Der oberste Elternvertreter im Land Carsten Rees begrüßt das Prozedere. Schließlich müssten auch Nachrücker schnell Bescheid wissen, falls ein Schüler seinen zugewiesenen Platz nicht annehmen möchte. Das betont auch BLV-Landeschef Speck. „Auch die Lehrer bekommen erst ganz spät die Info, welche Klassen gebildet werden können.“Das erfordere nicht nur in den Sekretariaten, sondern auch in der Lehrerschaft viel Arbeit während der Ferien. Speck fordert deshalb, in diesem Jahr die sogenannte Regionale Schulentwicklung auszusetzen. Diese dient den Regierungspräsidien unter anderem dazu, Kleinstklassen zu vermeiden und Schüler notfalls auf andere Schulen zu verteilen. „Ich hoffe, dass das Kultusministerium die Regierungspräsidien anweist, im Zweifel zuzulassen, dass auch mal eine kleinere Klasse an einer Schule bestehen kann“, so Speck.

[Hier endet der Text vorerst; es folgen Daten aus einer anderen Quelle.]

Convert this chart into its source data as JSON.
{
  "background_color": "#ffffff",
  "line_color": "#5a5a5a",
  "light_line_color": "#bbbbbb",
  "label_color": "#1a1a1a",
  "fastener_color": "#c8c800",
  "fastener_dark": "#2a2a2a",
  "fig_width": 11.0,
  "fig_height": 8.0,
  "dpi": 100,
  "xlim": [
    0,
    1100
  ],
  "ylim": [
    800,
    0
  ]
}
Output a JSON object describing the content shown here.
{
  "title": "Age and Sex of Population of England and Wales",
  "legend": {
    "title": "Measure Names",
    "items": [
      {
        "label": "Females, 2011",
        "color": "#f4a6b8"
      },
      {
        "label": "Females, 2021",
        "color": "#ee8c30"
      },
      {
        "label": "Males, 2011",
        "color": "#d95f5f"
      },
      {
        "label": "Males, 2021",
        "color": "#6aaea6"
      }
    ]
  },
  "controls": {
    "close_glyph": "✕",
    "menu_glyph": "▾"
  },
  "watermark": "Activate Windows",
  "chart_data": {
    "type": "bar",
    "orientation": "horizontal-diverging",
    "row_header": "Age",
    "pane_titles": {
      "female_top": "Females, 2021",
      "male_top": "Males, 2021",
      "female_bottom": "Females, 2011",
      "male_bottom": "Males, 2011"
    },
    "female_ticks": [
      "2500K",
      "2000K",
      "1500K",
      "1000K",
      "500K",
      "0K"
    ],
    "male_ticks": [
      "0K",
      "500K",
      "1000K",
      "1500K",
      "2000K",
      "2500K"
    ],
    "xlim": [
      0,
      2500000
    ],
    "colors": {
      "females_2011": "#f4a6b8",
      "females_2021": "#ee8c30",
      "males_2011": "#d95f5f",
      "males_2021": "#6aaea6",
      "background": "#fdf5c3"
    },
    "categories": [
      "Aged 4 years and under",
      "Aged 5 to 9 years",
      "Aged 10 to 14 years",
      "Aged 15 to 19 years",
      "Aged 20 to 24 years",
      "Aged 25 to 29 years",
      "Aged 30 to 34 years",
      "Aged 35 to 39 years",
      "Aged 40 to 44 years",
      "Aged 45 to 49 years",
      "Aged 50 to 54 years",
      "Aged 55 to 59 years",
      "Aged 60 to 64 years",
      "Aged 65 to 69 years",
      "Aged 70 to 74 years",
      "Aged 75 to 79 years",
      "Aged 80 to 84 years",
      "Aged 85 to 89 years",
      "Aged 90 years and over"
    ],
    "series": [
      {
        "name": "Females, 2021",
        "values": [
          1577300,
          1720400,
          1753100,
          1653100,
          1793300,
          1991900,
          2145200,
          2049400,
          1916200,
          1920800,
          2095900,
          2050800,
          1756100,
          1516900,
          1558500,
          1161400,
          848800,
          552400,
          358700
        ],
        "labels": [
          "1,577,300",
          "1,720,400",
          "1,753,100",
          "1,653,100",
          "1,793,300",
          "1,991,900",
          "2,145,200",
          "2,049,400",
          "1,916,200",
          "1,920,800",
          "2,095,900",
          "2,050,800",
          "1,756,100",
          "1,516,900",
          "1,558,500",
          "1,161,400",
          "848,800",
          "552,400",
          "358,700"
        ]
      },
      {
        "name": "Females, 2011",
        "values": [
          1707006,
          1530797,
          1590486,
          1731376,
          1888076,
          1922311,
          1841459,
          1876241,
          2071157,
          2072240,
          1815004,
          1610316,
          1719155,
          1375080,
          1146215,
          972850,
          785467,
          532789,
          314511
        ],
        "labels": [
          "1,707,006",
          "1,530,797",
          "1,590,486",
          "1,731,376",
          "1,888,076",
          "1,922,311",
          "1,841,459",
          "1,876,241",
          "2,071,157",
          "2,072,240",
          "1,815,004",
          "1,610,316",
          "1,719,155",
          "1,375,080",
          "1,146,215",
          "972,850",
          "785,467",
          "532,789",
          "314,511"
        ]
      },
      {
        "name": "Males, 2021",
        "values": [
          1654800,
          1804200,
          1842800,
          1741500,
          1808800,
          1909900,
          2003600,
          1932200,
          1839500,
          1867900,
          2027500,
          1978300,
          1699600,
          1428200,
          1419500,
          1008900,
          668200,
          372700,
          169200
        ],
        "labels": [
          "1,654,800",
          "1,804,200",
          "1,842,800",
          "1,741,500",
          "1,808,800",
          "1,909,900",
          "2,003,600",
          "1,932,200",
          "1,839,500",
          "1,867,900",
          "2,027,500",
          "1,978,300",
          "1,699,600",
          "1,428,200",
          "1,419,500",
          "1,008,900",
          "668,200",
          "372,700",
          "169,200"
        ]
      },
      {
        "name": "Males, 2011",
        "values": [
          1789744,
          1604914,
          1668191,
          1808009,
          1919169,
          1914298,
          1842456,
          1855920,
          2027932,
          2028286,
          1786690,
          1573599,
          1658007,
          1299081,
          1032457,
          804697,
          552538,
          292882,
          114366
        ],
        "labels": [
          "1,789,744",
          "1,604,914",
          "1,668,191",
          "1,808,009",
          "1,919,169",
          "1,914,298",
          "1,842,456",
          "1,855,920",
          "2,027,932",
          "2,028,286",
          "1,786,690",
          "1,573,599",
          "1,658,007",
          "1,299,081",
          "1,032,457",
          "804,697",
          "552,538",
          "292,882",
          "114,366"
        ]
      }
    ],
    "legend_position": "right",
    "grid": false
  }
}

Noch ungeklärt bleibt derweil, wie der Unterricht nach den Sommerferien starten soll. Die SPD im Stuttgarter Landtag forderte am Dienstag von Eisenmann dazu ein
Konzept und hat eigene Vorschläge vorgelegt. Wöchentliche Tests der Lehrer auf das Coronavirus gehören etwa dazu, ebenso mehr Schulsozialarbeit, eine bessere Anbindung der Schulen ans schnelle Internet und digitale Endgeräte für Lehrer und Schüler. Zudem müssten die Lehrer für den digitalen Unterricht geschult werden. Im Zweifel müssten auch die Bildungspläne entschlackt werden.
Die Vorschläge enthielten wenig Neues, entgegnete Kultusministerin Eisenmann. Vieles davon sei bereits in Planung. Doch auch nach den Sommerferien sei es wohl nicht möglich, alle Schüler zurück in die Klassenräume zu holen und zugleich die Hygiene- und Abstandsregeln einzuhalten. „Bereits seit Längerem arbeiten wir deshalb in Abstimmung mit anderen Bundesländern an Konzepten, mit denen wir eine optimale Verzahnung von Präsenz- und Fernunterricht erreichen wollen“, so Eisenmann.